And, after each boy had been named from one of the dead Cayugas, he gave me a string of wampum to confirm it, while the chant of condolence rose from the seated chiefs and sachems, a never-ending repetition of brave histories, and prophecy of brave deeds from the beginning of all things through the stilled centuries into the far future locked in silence.
Hour after hour I stood with bent head and arms folded on my breast. Sometimes I prayed as I stood, that evil be averted from these wards of our King; sometimes I grew hot with anger at the men who could so vilely misuse them.
Dreaming there amid the scented birch-smoke, the chant intoning with the mourning pines, sombre visions took shape within my brain. I could not lay these ghosts, awful spectres of ruin and death crowding around a pallid, flabby, toothless creature of silks and laces, my Lord Dunmore, smirking at Terror wearing the merciless mask of Butler.
Around me the ceremony of condolence seemed to change to the sinister and grotesque Honnonouaroria or Dream Feast, with its naked demons hurling fire-brands; I swayed where I stood, then stumbled back out of the scented smoke which had nigh stupefied me. I opened my eyes dizzily. My ears were ringing with the interminable chant:
"Sah-e-ho-na,
Sah-e-ho-na."
I crossed my arms and waited, careful to keep out of the sweet smoke which had stolen away my senses and set me dreaming of horrors.
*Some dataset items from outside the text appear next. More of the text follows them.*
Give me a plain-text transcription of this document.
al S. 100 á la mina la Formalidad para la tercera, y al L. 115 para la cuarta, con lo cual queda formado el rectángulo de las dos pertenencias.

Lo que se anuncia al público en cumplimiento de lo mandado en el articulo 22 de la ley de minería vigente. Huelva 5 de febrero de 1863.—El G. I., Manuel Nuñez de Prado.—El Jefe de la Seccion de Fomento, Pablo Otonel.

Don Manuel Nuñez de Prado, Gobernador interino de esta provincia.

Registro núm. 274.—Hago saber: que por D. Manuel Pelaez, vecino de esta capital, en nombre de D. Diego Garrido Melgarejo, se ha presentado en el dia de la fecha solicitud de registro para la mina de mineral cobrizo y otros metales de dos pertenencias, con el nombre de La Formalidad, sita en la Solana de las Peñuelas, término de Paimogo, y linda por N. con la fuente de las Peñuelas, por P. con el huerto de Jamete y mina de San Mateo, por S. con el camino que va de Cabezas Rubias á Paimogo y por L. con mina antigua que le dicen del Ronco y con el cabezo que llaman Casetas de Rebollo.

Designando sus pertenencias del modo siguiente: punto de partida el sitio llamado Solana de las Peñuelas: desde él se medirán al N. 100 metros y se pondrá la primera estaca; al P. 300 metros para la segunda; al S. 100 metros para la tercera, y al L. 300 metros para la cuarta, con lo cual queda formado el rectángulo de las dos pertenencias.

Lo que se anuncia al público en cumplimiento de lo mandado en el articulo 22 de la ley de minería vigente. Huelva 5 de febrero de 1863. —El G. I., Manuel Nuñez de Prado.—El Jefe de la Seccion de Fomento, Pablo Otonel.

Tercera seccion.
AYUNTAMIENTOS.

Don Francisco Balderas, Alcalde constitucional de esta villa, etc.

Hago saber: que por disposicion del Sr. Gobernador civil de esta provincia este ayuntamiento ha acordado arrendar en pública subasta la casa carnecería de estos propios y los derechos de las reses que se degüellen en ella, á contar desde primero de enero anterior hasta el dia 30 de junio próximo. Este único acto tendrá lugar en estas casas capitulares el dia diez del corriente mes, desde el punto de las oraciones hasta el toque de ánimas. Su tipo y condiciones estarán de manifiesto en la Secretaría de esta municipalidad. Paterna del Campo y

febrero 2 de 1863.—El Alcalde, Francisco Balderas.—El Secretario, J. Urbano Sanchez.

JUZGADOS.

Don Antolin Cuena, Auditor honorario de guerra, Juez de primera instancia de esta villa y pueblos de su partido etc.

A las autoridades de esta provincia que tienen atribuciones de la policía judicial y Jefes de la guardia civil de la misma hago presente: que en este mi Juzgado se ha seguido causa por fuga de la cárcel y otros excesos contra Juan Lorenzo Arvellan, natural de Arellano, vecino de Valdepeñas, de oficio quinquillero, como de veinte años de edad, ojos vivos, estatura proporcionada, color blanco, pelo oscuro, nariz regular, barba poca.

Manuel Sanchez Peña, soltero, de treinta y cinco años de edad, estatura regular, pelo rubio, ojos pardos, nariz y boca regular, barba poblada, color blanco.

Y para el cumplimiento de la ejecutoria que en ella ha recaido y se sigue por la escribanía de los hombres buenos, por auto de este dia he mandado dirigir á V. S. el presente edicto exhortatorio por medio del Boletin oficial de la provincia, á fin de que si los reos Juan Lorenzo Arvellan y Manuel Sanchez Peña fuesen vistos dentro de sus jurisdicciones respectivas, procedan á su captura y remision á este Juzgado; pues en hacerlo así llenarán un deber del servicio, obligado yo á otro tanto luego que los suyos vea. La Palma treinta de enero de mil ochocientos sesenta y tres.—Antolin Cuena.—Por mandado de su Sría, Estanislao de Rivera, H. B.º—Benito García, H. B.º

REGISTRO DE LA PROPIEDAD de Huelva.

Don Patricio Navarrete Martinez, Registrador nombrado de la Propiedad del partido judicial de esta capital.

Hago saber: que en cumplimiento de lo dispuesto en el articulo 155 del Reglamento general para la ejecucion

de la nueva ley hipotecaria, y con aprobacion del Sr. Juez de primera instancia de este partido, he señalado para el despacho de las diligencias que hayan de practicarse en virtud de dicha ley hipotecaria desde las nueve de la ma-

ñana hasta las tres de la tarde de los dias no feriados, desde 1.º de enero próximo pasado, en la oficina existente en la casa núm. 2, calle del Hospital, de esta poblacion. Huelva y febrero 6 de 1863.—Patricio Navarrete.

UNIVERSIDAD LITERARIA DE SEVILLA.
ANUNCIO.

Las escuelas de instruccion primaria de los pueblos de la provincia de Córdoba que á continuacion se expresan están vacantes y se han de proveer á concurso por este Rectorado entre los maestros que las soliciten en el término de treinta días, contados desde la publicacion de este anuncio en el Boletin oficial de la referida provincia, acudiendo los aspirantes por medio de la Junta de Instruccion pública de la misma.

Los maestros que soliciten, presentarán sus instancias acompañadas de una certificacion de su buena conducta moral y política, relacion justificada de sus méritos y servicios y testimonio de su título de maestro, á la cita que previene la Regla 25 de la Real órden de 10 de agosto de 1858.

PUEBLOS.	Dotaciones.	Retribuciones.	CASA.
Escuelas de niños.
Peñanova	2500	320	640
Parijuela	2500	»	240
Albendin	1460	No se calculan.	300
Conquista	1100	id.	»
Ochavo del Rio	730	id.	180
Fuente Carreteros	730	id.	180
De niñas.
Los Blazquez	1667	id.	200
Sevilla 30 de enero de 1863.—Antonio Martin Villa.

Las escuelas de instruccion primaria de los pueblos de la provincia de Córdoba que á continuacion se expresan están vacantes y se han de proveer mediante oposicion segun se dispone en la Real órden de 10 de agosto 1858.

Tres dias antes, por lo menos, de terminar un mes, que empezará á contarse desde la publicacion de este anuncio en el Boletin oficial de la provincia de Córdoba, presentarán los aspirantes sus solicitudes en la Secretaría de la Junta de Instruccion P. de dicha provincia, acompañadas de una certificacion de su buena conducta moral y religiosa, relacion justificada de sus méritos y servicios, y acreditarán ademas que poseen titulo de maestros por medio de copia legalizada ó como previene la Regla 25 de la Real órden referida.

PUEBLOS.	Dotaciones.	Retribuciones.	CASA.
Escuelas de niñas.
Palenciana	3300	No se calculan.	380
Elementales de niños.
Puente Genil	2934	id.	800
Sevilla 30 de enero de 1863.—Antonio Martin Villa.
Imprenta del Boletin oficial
The sun hung above the pines; a slender purple cloud belted it, a celestial belt in pledge of promised storms, gathering somewhere beyond the world's green rim.
I watched the cloud growing; the sun died out through a golden smother from which plumes of vapour swept over the heavens, thickening till all the sky was covered with painted fleece. And, as I watched the storm's banners hanging from midheaven, the chant ended, and, in silence, three chiefs arose and moved towards me through the smoke. One by one they spoke to me, naming themselves: Yellow Hand, Tamarack, the ancient sachem robed in scarlet, and lastly the war-chief, Sowanowane.